Sometimes even I don’t get me…
So, last year, I lost about 35 pounds by tracking my food and exercise on SparkPeople.com. Back then, it was so easy to stick to eating about 1400 calories a day and exercising for at least 30 minutes 4-5 times a week. Then I got married, graduated from grad school, and got a real job. Which led to the slow downward slide of “I’m too tired to exercise” and “I’m too lazy to track my food” and “McDonald’s is right next door to where I work.” We see where this is going.
So I (impressively) only gained 5 pounds back last Christmas. And I’ve been trying to get that 5 pounds off since January, but I just can’t bring myself to do it. I don’t know why it’s so hard. The only thing that’s different is I no longer have my wedding for motivation, but I’m currently motivating myself with the idea of a giant Lands’ End shopping spree in Chicago for all new size 4s or 6s or whatever size I end up in at that point. Really that’s very exciting for me, so I don’t quite understand why it isn’t motivating me.
I can stick to the 1400 calorie meal plan for a day or two, then I just get out of it and I can’t stop myself. I end up pretty much maintaining, which is why I have been stuck at 136ish for months now, and I realize that is far better than gaining, but I really want to lose.
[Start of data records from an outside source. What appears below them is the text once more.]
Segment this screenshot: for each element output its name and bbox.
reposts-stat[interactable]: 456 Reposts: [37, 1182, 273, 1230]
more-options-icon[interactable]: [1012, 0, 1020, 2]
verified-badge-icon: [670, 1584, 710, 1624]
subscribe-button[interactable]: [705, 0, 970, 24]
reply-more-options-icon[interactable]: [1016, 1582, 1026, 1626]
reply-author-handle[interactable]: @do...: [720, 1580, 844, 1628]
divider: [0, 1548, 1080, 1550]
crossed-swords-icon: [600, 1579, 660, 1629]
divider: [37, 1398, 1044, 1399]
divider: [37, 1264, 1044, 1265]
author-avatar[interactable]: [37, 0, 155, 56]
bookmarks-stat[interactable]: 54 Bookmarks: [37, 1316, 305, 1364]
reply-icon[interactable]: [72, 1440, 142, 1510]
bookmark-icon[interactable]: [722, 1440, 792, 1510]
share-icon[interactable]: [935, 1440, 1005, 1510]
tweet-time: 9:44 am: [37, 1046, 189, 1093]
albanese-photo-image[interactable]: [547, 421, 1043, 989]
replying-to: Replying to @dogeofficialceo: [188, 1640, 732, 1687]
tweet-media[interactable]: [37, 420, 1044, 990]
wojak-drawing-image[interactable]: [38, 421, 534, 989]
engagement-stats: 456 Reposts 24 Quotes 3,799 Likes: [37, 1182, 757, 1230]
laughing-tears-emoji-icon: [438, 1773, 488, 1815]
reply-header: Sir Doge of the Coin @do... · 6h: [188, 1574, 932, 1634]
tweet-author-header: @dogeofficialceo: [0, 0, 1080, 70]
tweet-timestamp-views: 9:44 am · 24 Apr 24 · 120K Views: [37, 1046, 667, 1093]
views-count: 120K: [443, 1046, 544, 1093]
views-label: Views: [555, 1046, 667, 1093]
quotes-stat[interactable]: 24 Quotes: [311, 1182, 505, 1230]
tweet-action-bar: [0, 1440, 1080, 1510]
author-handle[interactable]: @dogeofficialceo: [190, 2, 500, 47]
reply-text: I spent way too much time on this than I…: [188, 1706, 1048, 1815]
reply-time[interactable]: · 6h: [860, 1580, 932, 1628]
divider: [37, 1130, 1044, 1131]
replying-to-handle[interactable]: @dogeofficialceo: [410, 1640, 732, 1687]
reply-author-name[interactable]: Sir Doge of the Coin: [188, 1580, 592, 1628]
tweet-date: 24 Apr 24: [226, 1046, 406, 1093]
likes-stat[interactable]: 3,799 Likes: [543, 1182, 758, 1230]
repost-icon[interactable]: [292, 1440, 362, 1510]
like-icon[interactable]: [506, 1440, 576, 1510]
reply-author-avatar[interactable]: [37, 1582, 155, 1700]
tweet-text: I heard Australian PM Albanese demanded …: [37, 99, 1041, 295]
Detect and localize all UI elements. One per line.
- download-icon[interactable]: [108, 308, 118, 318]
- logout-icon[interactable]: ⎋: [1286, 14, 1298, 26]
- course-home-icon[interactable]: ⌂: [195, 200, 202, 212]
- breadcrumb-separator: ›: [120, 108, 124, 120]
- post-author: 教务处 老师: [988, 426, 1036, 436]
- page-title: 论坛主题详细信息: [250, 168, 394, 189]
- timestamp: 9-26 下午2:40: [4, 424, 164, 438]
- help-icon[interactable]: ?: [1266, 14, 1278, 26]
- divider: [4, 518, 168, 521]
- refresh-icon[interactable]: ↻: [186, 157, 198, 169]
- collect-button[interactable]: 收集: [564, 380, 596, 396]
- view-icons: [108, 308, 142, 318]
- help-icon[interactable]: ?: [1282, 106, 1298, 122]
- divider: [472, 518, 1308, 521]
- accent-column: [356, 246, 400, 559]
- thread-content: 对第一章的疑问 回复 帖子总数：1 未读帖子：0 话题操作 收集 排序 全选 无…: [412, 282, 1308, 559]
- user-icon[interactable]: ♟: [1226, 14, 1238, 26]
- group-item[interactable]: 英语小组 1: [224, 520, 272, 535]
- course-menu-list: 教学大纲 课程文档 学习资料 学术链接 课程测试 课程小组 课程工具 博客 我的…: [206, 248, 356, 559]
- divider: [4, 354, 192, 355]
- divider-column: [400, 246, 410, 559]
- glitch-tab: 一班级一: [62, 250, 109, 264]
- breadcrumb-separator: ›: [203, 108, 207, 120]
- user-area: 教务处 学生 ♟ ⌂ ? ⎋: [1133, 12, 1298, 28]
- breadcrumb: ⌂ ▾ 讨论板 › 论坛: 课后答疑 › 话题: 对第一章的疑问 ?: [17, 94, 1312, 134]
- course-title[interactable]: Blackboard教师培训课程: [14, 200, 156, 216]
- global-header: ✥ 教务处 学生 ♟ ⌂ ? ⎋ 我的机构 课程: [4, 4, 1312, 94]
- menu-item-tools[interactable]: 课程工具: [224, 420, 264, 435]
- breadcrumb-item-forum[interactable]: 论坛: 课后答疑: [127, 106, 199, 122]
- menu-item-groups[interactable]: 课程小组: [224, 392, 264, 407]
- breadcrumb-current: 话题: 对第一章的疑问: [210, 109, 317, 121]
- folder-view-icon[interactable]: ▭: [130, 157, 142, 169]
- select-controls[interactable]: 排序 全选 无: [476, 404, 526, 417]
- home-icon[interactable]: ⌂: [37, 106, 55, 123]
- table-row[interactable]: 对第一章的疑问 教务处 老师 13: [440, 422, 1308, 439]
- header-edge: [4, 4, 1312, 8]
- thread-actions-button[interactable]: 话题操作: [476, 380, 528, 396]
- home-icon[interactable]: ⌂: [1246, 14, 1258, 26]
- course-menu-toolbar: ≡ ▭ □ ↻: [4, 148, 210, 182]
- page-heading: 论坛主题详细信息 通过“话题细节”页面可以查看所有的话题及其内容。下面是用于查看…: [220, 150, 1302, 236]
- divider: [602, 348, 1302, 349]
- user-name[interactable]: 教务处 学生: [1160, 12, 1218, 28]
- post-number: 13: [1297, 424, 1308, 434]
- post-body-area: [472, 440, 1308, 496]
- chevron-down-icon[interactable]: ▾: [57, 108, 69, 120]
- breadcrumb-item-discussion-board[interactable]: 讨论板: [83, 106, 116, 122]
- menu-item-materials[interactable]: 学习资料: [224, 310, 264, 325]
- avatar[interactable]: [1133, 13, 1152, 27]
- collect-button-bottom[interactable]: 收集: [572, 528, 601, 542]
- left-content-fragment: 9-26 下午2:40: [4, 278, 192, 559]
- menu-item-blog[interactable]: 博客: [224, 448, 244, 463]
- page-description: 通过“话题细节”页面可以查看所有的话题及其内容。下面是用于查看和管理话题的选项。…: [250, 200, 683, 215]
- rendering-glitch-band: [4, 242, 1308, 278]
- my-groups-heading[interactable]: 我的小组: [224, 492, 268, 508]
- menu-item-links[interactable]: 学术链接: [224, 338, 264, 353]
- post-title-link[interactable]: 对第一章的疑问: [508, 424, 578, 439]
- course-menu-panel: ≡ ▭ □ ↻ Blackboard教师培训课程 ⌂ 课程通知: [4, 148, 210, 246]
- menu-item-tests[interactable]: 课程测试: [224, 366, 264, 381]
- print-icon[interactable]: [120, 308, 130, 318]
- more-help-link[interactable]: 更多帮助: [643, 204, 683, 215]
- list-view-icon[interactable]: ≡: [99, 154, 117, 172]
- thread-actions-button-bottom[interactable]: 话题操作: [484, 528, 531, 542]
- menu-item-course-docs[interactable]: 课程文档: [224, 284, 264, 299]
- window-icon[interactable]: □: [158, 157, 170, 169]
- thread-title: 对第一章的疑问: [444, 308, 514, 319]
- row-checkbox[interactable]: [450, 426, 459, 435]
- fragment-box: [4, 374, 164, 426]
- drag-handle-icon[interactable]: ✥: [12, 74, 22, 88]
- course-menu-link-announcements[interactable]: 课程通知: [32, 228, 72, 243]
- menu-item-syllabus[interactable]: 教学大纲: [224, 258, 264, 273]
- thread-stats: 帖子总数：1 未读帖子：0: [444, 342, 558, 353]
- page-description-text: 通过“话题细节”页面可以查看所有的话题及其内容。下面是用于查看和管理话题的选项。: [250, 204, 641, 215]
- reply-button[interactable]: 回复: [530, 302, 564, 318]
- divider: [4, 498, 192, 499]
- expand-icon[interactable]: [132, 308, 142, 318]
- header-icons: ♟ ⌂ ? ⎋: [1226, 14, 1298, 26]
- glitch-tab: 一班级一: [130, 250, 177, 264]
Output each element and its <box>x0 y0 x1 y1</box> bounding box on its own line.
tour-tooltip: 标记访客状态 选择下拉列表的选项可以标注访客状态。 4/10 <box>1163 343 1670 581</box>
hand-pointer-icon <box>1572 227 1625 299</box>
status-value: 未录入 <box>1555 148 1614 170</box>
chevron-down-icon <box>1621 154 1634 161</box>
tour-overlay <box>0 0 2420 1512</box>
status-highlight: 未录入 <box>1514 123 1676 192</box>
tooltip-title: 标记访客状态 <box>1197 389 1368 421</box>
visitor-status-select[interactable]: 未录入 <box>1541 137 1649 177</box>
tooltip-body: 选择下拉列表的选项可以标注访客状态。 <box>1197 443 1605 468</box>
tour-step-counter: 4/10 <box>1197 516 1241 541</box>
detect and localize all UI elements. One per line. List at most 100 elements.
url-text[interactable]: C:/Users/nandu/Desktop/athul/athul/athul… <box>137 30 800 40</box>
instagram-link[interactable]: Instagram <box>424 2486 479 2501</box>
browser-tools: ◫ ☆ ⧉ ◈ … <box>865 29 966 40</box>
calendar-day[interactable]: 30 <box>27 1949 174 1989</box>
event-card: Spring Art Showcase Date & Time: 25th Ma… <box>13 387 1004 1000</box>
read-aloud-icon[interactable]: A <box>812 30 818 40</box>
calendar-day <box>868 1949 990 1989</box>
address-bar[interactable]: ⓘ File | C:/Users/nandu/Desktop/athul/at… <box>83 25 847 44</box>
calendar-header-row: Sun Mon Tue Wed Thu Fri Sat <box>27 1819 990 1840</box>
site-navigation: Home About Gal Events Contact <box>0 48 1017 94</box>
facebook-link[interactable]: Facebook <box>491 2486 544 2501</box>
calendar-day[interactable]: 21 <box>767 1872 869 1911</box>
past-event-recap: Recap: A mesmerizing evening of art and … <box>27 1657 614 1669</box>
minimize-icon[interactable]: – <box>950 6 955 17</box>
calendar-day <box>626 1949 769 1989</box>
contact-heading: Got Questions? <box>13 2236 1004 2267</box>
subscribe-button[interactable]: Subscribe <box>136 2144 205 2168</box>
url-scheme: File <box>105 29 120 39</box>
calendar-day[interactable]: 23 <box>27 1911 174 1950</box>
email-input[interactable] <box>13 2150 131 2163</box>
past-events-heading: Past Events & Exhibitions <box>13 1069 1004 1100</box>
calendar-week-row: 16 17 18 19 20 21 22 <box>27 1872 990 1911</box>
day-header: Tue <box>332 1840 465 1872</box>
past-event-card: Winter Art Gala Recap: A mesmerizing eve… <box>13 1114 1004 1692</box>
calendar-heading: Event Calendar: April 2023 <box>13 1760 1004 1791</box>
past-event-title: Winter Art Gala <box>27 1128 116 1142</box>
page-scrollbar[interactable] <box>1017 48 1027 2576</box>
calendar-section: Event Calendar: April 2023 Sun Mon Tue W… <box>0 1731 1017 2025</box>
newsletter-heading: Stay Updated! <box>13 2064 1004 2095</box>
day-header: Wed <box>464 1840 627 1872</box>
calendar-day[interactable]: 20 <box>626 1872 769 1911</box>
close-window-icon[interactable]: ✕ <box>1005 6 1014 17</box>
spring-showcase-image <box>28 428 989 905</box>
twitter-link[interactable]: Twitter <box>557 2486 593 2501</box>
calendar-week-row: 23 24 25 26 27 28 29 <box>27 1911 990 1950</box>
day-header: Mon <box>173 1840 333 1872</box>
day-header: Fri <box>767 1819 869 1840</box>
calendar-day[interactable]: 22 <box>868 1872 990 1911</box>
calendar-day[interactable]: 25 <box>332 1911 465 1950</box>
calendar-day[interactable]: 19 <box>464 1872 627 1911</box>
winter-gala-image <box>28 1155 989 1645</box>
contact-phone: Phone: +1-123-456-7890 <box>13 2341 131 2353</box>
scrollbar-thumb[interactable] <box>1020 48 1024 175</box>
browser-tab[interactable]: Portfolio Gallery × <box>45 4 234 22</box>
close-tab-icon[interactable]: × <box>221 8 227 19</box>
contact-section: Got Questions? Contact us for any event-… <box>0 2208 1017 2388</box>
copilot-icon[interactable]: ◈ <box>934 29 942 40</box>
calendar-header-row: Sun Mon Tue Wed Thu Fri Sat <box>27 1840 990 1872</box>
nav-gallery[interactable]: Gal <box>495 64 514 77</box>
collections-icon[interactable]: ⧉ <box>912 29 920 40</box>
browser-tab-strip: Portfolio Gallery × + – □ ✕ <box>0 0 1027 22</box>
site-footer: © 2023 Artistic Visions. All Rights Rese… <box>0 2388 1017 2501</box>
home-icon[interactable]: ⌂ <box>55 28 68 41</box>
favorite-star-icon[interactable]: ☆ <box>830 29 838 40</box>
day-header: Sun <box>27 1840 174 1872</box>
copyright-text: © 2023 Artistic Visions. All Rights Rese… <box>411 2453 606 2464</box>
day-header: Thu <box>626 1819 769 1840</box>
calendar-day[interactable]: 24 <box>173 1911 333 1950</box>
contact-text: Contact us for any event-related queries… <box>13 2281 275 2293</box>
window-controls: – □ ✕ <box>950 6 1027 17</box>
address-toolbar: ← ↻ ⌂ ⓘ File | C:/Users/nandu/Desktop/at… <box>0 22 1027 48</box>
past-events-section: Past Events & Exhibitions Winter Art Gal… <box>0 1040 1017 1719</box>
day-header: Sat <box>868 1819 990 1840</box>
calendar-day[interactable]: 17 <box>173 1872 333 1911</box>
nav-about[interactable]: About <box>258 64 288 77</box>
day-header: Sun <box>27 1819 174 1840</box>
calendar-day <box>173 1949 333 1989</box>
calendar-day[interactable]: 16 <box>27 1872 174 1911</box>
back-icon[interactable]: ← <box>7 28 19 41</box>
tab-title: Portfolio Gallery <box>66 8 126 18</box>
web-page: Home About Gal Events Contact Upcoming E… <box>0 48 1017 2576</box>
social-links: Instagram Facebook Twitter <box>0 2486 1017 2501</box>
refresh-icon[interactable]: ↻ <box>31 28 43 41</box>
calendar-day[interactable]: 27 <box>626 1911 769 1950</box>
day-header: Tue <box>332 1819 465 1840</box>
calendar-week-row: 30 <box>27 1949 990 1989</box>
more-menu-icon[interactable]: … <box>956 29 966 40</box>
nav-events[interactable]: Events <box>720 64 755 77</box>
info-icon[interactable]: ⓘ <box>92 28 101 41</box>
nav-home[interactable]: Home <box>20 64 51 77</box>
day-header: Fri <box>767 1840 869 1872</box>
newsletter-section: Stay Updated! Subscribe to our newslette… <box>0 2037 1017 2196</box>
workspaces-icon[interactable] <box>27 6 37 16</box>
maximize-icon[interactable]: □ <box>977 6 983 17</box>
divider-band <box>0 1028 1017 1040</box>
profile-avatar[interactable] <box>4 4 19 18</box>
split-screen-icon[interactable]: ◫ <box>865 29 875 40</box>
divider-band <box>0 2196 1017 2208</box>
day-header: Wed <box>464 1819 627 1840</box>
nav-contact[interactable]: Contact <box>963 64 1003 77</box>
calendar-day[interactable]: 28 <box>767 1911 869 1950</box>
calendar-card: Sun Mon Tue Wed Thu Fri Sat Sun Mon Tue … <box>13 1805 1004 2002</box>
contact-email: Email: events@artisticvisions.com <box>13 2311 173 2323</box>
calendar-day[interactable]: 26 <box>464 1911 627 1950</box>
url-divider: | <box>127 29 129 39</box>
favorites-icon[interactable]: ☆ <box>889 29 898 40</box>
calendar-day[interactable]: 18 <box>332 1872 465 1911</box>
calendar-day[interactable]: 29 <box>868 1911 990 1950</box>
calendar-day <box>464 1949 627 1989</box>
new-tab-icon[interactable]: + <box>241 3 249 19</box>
Which brings me back to this endless loop of, “Why could I do this last year, but I can’t do it now?”
So I thought maybe I needed some exercise motivation…and I started running. I set a goal to run the Crazy 8s 8K in 2009. I am currently up to running about 25-30 minutes at a time, but I only cover about 2.5 miles in that time because I have short legs so my pace is slower than most. I really thought running, being a far more intense exercise than anything I had really tried before, would help jump start my weight loss. Not so. Instead, I’ve been bouncing back and forth even more, and lately I’ve been going the wrong way on the scale for no reason whatsoever. I always eat around maintenance…sometimes it’s slightly more but never enough to gain 2 pounds in a week.
I got bronchitis a few weeks ago and had to stop running for 2 weeks. Last year, taking a break from exercise for a week broke a plateau for me, so I had hopes that this might have the same effect. Alas, nope. Still stuck bouncing between 136 and 137. This is very frustrating. And it’s not helping my motivation. Which brings me full circle. My lack of consistent motivation is apparenty hindering my weight loss, which is causing a great deal of frustration, which is making it harder to get motivated.
At this point I’m not sure what I need. Or if I should even really worry about that last 5 pounds. Maybe my body just wants to hold onto it and that’s why it refuses to lose it. I really don’t know. But I wish I did, so I could either stop trying in vain or finally do something right.